๐ค AI Summary
This work addresses the limitation of current evaluations of large language model (LLM)-based attack agents, which are often confined to closed environments and fail to reflect real-world open-ended penetration testing scenarios. To bridge this gap, the authors present an open cyber-attack simulation platform comprising 40 real-world CTF-style vulnerable services, enabling agents to autonomously perform reconnaissance, target selection, and exploitation without prior knowledge. A novel multi-agent dynamic interaction framework is introduced to emulate realistic adversarial behaviors. Furthermore, the study proposes the first fine-grained evaluation methodology tailored for open-ended attack settings, moving beyond binary success metrics to quantitatively assess exploration strategies, collaborative mechanisms, and vulnerability discovery signals.
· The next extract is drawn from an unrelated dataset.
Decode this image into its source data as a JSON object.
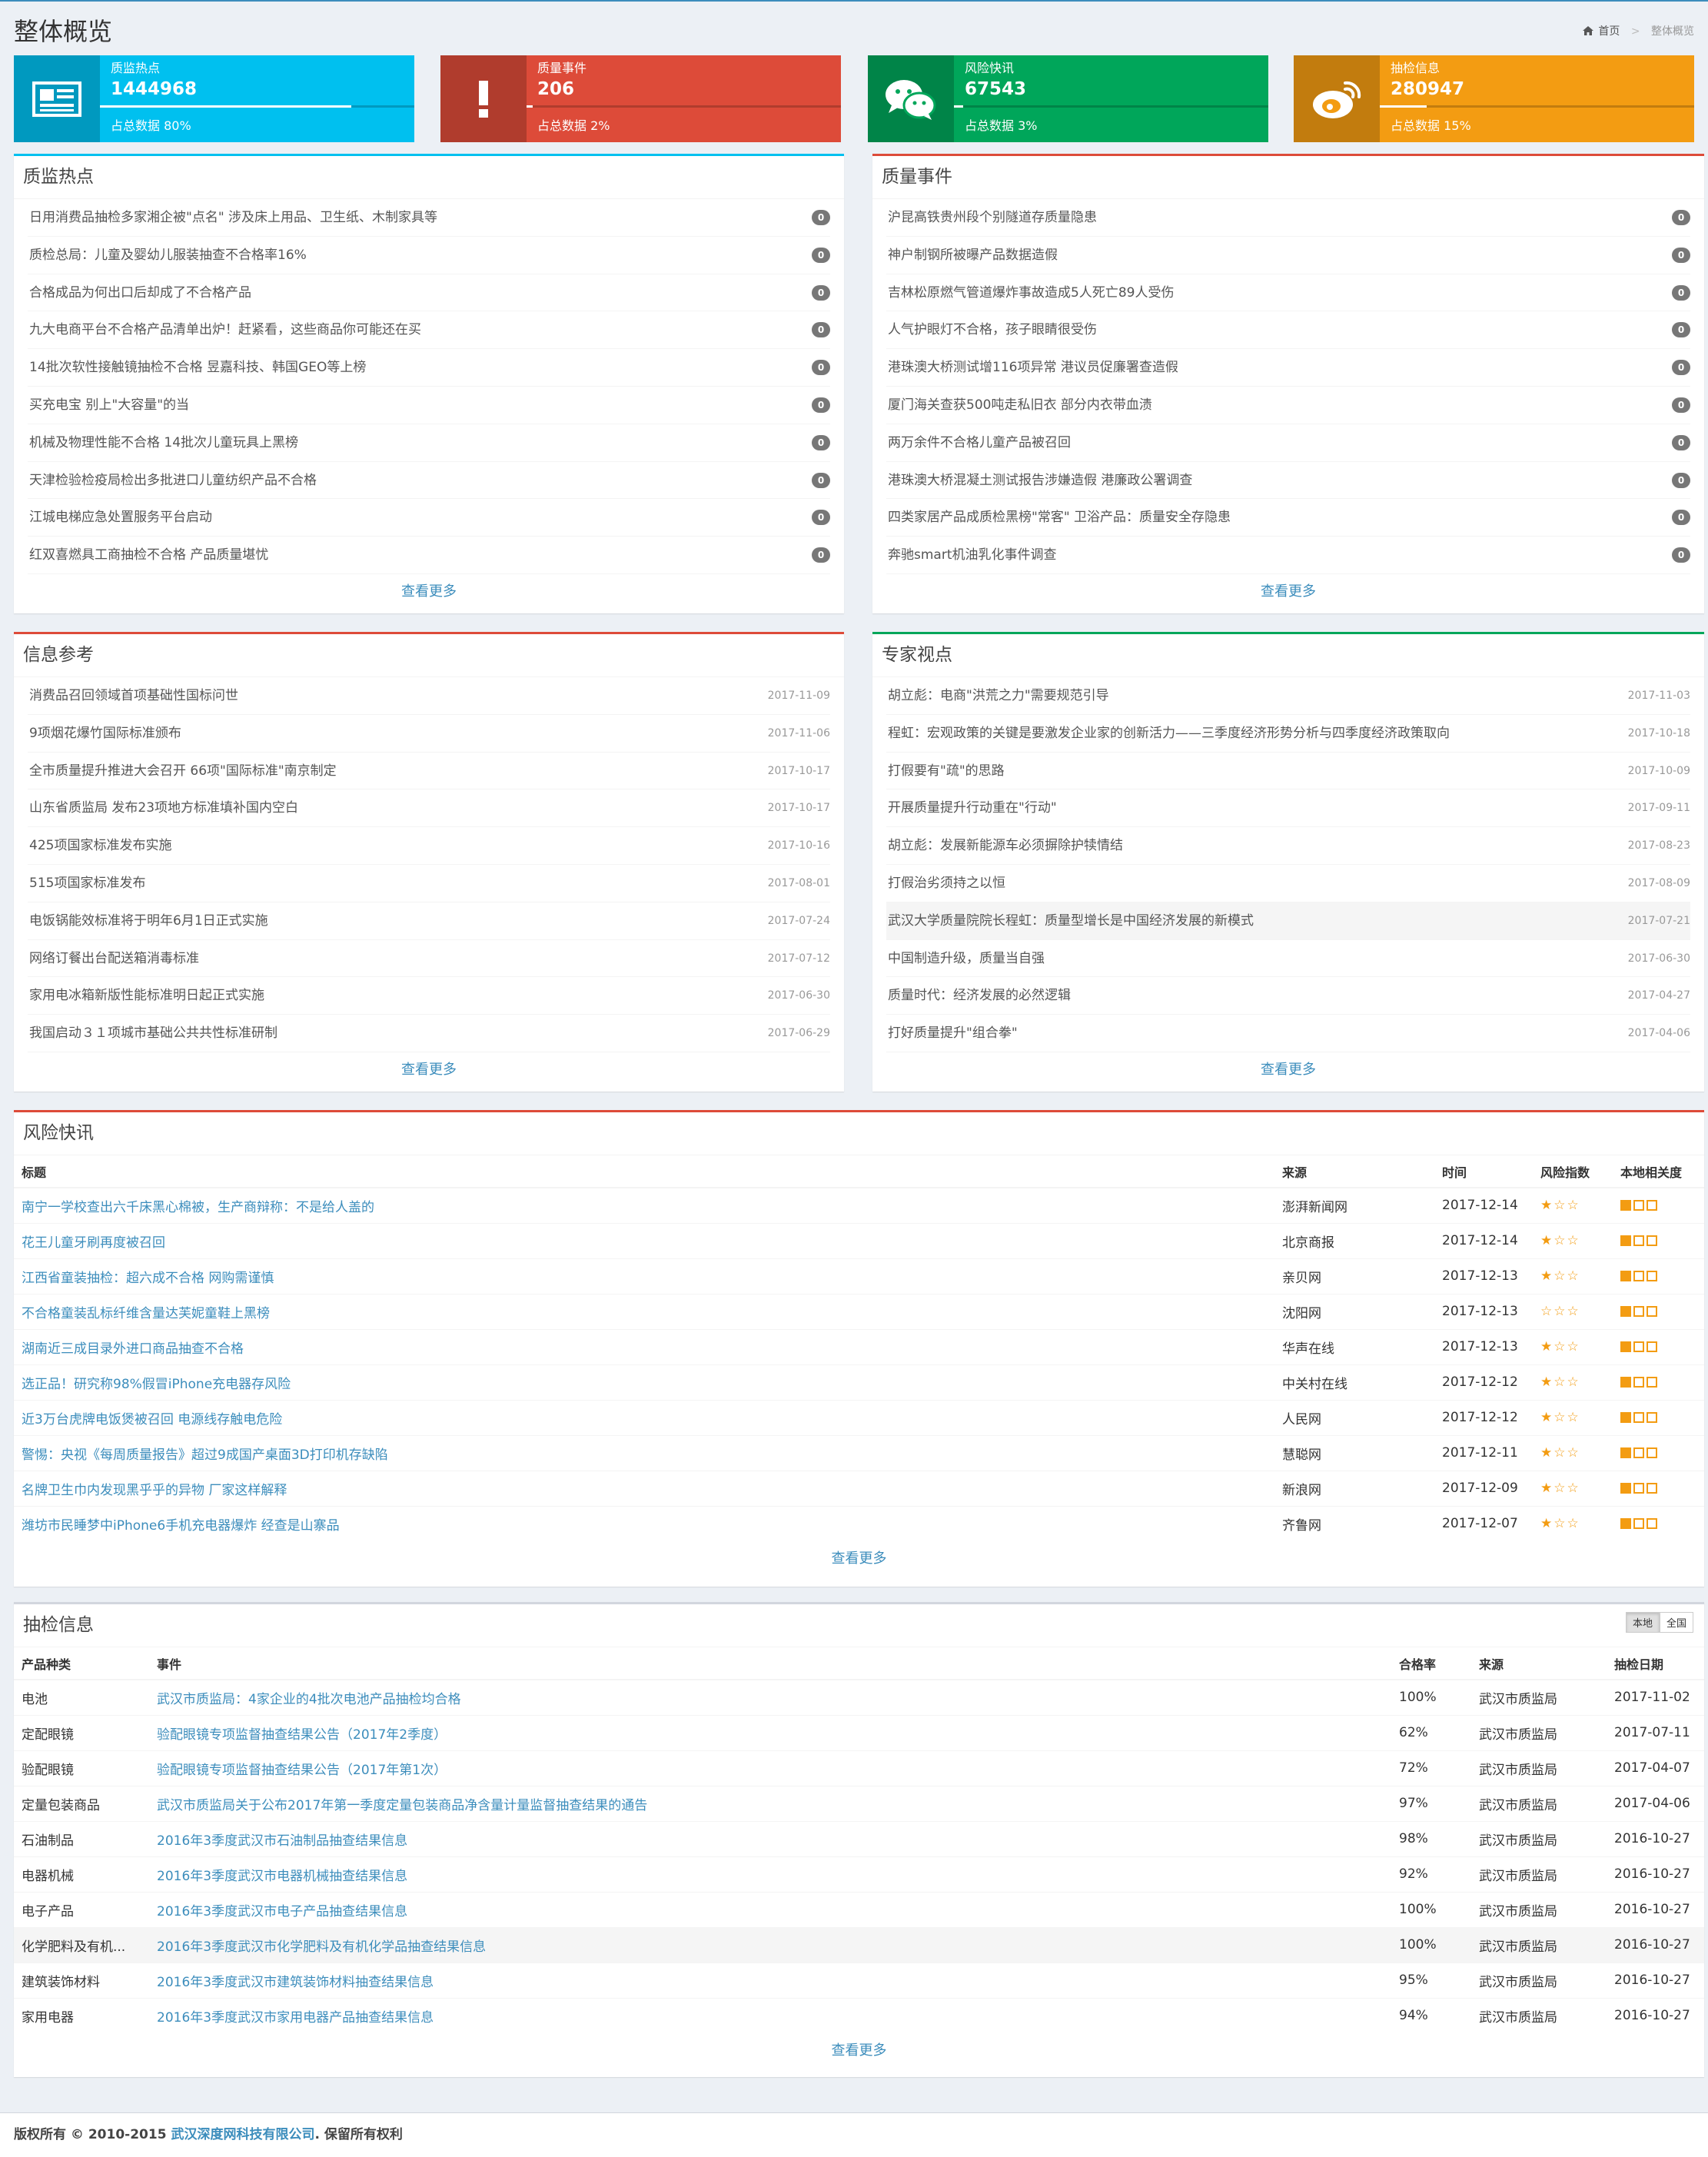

This platform effectively narrows the disparity between existing benchmarks and practical offensive operations, enabling comprehensive evaluation of LLM-driven attack capabilities in complex, multi-target, and uncertain environments.
๐ Abstract
Real-world offensive security operations are inherently open-ended: attackers explore unknown attack surfaces, revise hypotheses under uncertainty, and operate without guaranteed success. Existing LLM-based offensive agent evaluations rely on closed-world settings with predefined goals and binary success criteria. To address this gap, we introduce CyberExplorer, an evaluation suite with two core components: (1) an open-environment benchmark built on a virtual machine hosting 40 vulnerable web services derived from real-world CTF challenges, where agents autonomously perform reconnaissance, target selection, and exploitation without prior knowledge of vulnerability locations; and (2) a reactive multi-agent framework supporting dynamic exploration without predefined plans. CyberExplorer enables fine-grained evaluation beyond flag recovery, capturing interaction dynamics, coordination behavior, failure modes, and vulnerability discovery signals-bridging the gap between benchmarks and realistic multi-target attack scenarios.